Let’s try the max_features parameter. It is the max number of features who are considered when splitting a node.

def train_and_find_max_features(X_train, X_val, y_train, y_val, do_print): 
    result = None
    accuracy_max = -1
    for max_features in range(1, 20):
        dt_model = RandomForestClassifier(max_features=max_features,random_state=50) 
        dt_model.fit(X_train, y_train)
        y_pred = dt_model.predict(X_val)
        accuracy_score = metrics.accuracy_score(y_val, y_pred)

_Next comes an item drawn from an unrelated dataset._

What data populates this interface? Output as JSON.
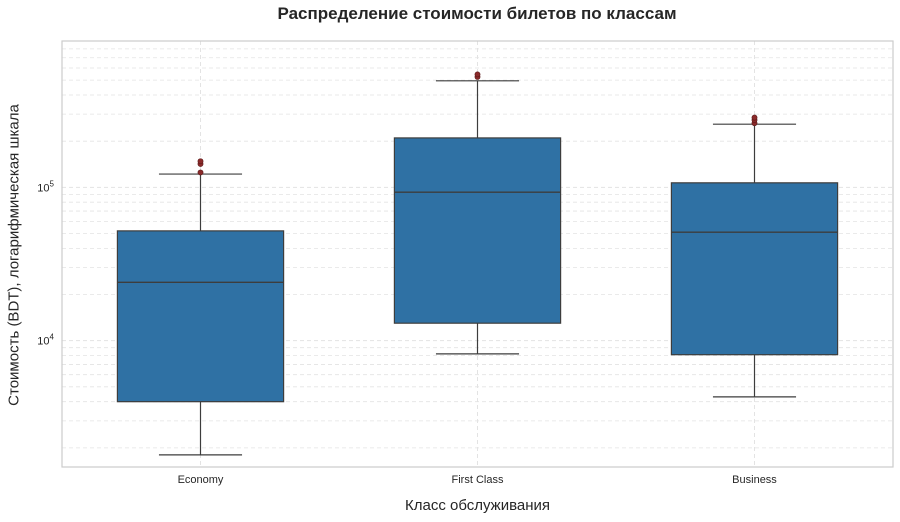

        if accuracy_score >= accuracy_max: 
            accuracy_max = accuracy_score 
            result = max_features
            if do_print:
                print('max features split {}: {:.2%} accuracy on validation set.'.format(max_features, accuracy_score))
            if do_print: 
                print('-' * 20)
    print('max features split {} has {:.2%} accuracy.'.format(result,accuracy_max))

    return result

max_features = train_and_find_max_features(X_train, X_val, y_train, y_val, True)
max features split 1: 68.66% accuracy on validation set.
--------------------
max features split 2: 70.65% accuracy on validation set.
--------------------
max features split 2 has 70.65% accuracy.
dt_model = RandomForestClassifier(max_depth=best_max_depth,n_estimators=best_n_estimators, random_state=50, min_samples_split=min_samples_split,max_features=max_features)
dt_model.fit(X_train, y_train)
y_pred = dt_model.predict(X_test)
accuracy_score_imputed = metrics.accuracy_score(y_test, y_pred) 
print('Accuracy: {:.2%}'.format(metrics.accuracy_score(y_test, y_pred))) 
print('Recall: {:.2%}'.format(metrics.recall_score(y_test, y_pred))) 
print('Precision: {:.2%}'.format(metrics.precision_score(y_test, y_pred))) 
print('F1 Score: {:.2%}'.format(metrics.f1_score(y_test, y_pred)))
Accuracy: 70.15%
Recall: 84.68%
Precision: 71.92%
F1 Score: 77.78%

Imputing data is not required. The only data that we missed were the Percent of successful 3-Throws of players who did not have any 3 Throws (0)

By using the train-validation test method without any hyperparameters, an accuracy of 65% has been reached. By adding hyperparameters, it rose up to ca. 72%. Which is a little higher than the train-test split method (69.3%).